Chinese transcription(s)
- • Simplified: 梅林桥镇
- • Traditional: 梅林橋鎮
- • Pinyin: Meílínqiáo Zhèn
- Meilinqiao Town Location in China
- Coordinates: 27°46′42″N 112°56′21″E﻿ / ﻿27.77833°N 112.93917°E
- Country: People's Republic of China
- Province: Hunan
- City: Xiangtan
- County: Xiangtan County

Area
- • Total: 138.403 km^{2} (53.438 sq mi)

Population
- • Total: 49,300
- • Density: 356/km^{2} (923/sq mi)
- Time zone: UTC+8 (China Standard)
- Postal code: 411200
- Area code: 0732

= Meilinqiao, Xiangtan =

Meilinqiao Town (梅林桥镇 (梅林橋鎮, Meílínqiáo Zhèn)) is an urban town in Xiangtan County, Xiangtan City, Hunan Province, People's Republic of China. As of the 2000 census it had a population of 49385 and an area of 138.403 km2.

==History==
In 1950, Meilin Township was built. In 1995, Meilin Town was built.
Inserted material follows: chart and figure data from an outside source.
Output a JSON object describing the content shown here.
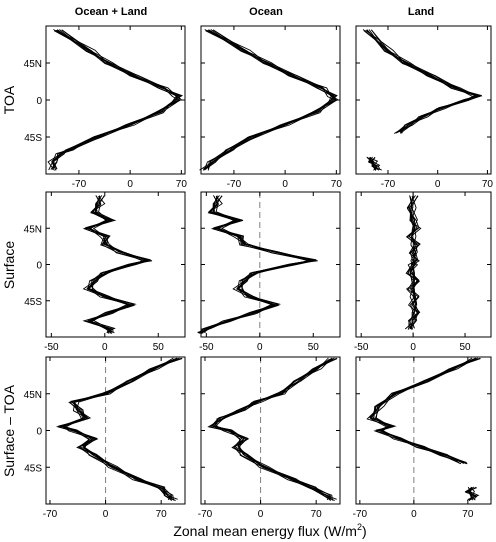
{
  "figure": {
    "column_titles": [
      "Ocean + Land",
      "Ocean",
      "Land"
    ],
    "row_labels": [
      "TOA",
      "Surface",
      "Surface – TOA"
    ],
    "xlabel_main": "Zonal mean energy flux (W/m",
    "xlabel_sup": "2",
    "xlabel_close": ")",
    "ytick_labels": [
      "45N",
      "0",
      "45S"
    ],
    "ytick_values": [
      45,
      0,
      -45
    ],
    "line_color": "#000000",
    "zero_line_color": "#808080"
  },
  "chart_data": [
    {
      "type": "line",
      "row": 0,
      "col": 0,
      "ylabel": "TOA",
      "title": "Ocean + Land",
      "xlim": [
        -115,
        75
      ],
      "ylim": [
        -90,
        90
      ],
      "xticks": [
        -70,
        0,
        70
      ],
      "xtick_labels": [
        "-70",
        "0",
        "70"
      ],
      "zero_line": false,
      "lat": [
        85,
        60,
        45,
        30,
        15,
        5,
        0,
        -15,
        -30,
        -45,
        -60,
        -65,
        -75,
        -85
      ],
      "base": [
        -100,
        -55,
        -30,
        5,
        45,
        64,
        64,
        40,
        0,
        -45,
        -82,
        -95,
        -105,
        -105
      ]
    },
    {
      "type": "line",
      "row": 0,
      "col": 1,
      "title": "Ocean",
      "xlim": [
        -115,
        75
      ],
      "ylim": [
        -90,
        90
      ],
      "xticks": [
        -70,
        0,
        70
      ],
      "xtick_labels": [
        "-70",
        "0",
        "70"
      ],
      "zero_line": false,
      "lat": [
        85,
        60,
        45,
        30,
        15,
        5,
        0,
        -15,
        -30,
        -45,
        -60,
        -75,
        -85
      ],
      "base": [
        -105,
        -55,
        -25,
        10,
        50,
        64,
        66,
        42,
        0,
        -45,
        -75,
        -100,
        -110
      ]
    },
    {
      "type": "line",
      "row": 0,
      "col": 2,
      "title": "Land",
      "xlim": [
        -115,
        75
      ],
      "ylim": [
        -90,
        90
      ],
      "xticks": [
        -70,
        0,
        70
      ],
      "xtick_labels": [
        "-70",
        "0",
        "70"
      ],
      "zero_line": false,
      "lat": [
        85,
        60,
        45,
        30,
        15,
        5,
        0,
        -10,
        -20,
        -30,
        -40
      ],
      "base": [
        -100,
        -70,
        -45,
        -10,
        25,
        55,
        40,
        5,
        -20,
        -40,
        -55
      ],
      "lat2": [
        -70,
        -75,
        -80,
        -85
      ],
      "base2": [
        -95,
        -92,
        -88,
        -85
      ]
    },
    {
      "type": "line",
      "row": 1,
      "col": 0,
      "ylabel": "Surface",
      "xlim": [
        -55,
        75
      ],
      "ylim": [
        -90,
        90
      ],
      "xticks": [
        -50,
        0,
        50
      ],
      "xtick_labels": [
        "-50",
        "0",
        "50"
      ],
      "zero_line": false,
      "lat": [
        85,
        75,
        65,
        55,
        45,
        35,
        25,
        15,
        5,
        0,
        -10,
        -20,
        -30,
        -40,
        -50,
        -60,
        -70,
        -80,
        -85
      ],
      "base": [
        -5,
        -5,
        -10,
        5,
        -15,
        0,
        0,
        15,
        40,
        25,
        0,
        -10,
        -15,
        0,
        25,
        5,
        -15,
        5,
        5
      ]
    },
    {
      "type": "line",
      "row": 1,
      "col": 1,
      "xlim": [
        -55,
        75
      ],
      "ylim": [
        -90,
        90
      ],
      "xticks": [
        -50,
        0,
        50
      ],
      "xtick_labels": [
        "-50",
        "0",
        "50"
      ],
      "zero_line": true,
      "lat": [
        85,
        75,
        65,
        55,
        45,
        35,
        25,
        15,
        5,
        0,
        -10,
        -20,
        -30,
        -40,
        -50,
        -60,
        -70,
        -80,
        -85
      ],
      "base": [
        -40,
        -40,
        -45,
        -20,
        -40,
        -20,
        -15,
        15,
        50,
        30,
        -5,
        -15,
        -20,
        -10,
        15,
        -5,
        -30,
        -50,
        -55
      ]
    },
    {
      "type": "line",
      "row": 1,
      "col": 2,
      "xlim": [
        -55,
        75
      ],
      "ylim": [
        -90,
        90
      ],
      "xticks": [
        -50,
        0,
        50
      ],
      "xtick_labels": [
        "-50",
        "0",
        "50"
      ],
      "zero_line": true,
      "lat": [
        85,
        70,
        55,
        45,
        35,
        25,
        15,
        5,
        0,
        -10,
        -20,
        -30,
        -40,
        -50,
        -60,
        -70,
        -80
      ],
      "base": [
        0,
        -2,
        0,
        3,
        -2,
        2,
        0,
        2,
        0,
        -2,
        3,
        -2,
        2,
        0,
        3,
        0,
        -3
      ]
    },
    {
      "type": "line",
      "row": 2,
      "col": 0,
      "ylabel": "Surface – TOA",
      "xlim": [
        -75,
        100
      ],
      "ylim": [
        -90,
        90
      ],
      "xticks": [
        -70,
        0,
        70
      ],
      "xtick_labels": [
        "-70",
        "0",
        "70"
      ],
      "zero_line": true,
      "lat": [
        88,
        75,
        60,
        45,
        35,
        25,
        15,
        5,
        0,
        -10,
        -20,
        -30,
        -45,
        -60,
        -70,
        -80,
        -85
      ],
      "base": [
        90,
        60,
        30,
        0,
        -40,
        -35,
        -25,
        -55,
        -40,
        -15,
        -30,
        -15,
        10,
        40,
        70,
        80,
        85
      ]
    },
    {
      "type": "line",
      "row": 2,
      "col": 1,
      "xlim": [
        -75,
        100
      ],
      "ylim": [
        -90,
        90
      ],
      "xticks": [
        -70,
        0,
        70
      ],
      "xtick_labels": [
        "-70",
        "0",
        "70"
      ],
      "zero_line": true,
      "lat": [
        88,
        75,
        60,
        45,
        35,
        25,
        15,
        5,
        0,
        -10,
        -20,
        -30,
        -45,
        -60,
        -70,
        -80,
        -85
      ],
      "base": [
        90,
        70,
        45,
        25,
        -5,
        -25,
        -50,
        -60,
        -40,
        -20,
        -30,
        -20,
        5,
        40,
        65,
        85,
        90
      ]
    },
    {
      "type": "line",
      "row": 2,
      "col": 2,
      "xlim": [
        -75,
        100
      ],
      "ylim": [
        -90,
        90
      ],
      "xticks": [
        -70,
        0,
        70
      ],
      "xtick_labels": [
        "-70",
        "0",
        "70"
      ],
      "zero_line": true,
      "lat": [
        88,
        75,
        60,
        45,
        30,
        15,
        5,
        0,
        -10,
        -20,
        -30,
        -40
      ],
      "base": [
        80,
        50,
        15,
        -25,
        -45,
        -55,
        -30,
        -45,
        -20,
        10,
        40,
        65
      ],
      "lat2": [
        -70,
        -75,
        -80,
        -85
      ],
      "base2": [
        75,
        72,
        78,
        74
      ]
    }
  ]
}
==Administrative divisions==
The town is divided into 38 villages, which include the following areas: Hejia Village (荷佳村), Wanli Village (万利村), Lianyun Village (联云村), Anyun Village (安云村), Qianjiang Village (千江村), Zhushan Village (竹山村), Jinpenzhou Village (金盆洲村), Shibi Village (石碧村), Meishi Village (梅市村), Shimei Village (石梅村), Huangzhu Village (黄竹村), Jingguang Village (京广村), Meilin Village (梅林村), Gutangpu Village (谷塘铺村), Hongtang Village (洪塘村), Gaoqiao Village (高桥村), Gufeng Village (谷丰村), Dafen Village (大坟村), Yuexing Village (月形村), Baota Village (宝塔村), Shiyang Village (石羊村), Jiangang Village (尖岗村), Baiyun Village (白云村), Feilong Village (飞龙村), Huaxiang Village (划香村), Xinhu Village (新虎村), Xinhu Village (新湖村), Xinti Village (新堤村), Xinchang Village (新长村), Huanglongqiao Village (黄龙桥村), Renhe Village (仁和村), Helong Village (合龙村), Chengtang Village (城塘村), Wangjiachong Village (王家冲村), Yangliu Village (杨柳村), Futang Village (凫塘村), Zhegu Village (鹧鸪村), and Guojiaqiao Village (郭家桥村).

==Geography==
Yisu River (易俗河) is known as "Juan River" (涓水), a tributary of the Xiang River, it flows through the town, Meilin River (梅林河) and Xiangdong River (向东渠) also flow through the town.

==Economy==
The region abounds with gypsum.

Tea, pig, American bullfrog, common fig and cactus are important to the economy.

==Culture==
Huaguxi is the most influence local theater.

==Transportation==
The major highways are the 107 National Road (107国道) and the Xianglei Highway (湘耒高速公路).

The main railway is the Xiangqin Railway (湘黔铁路).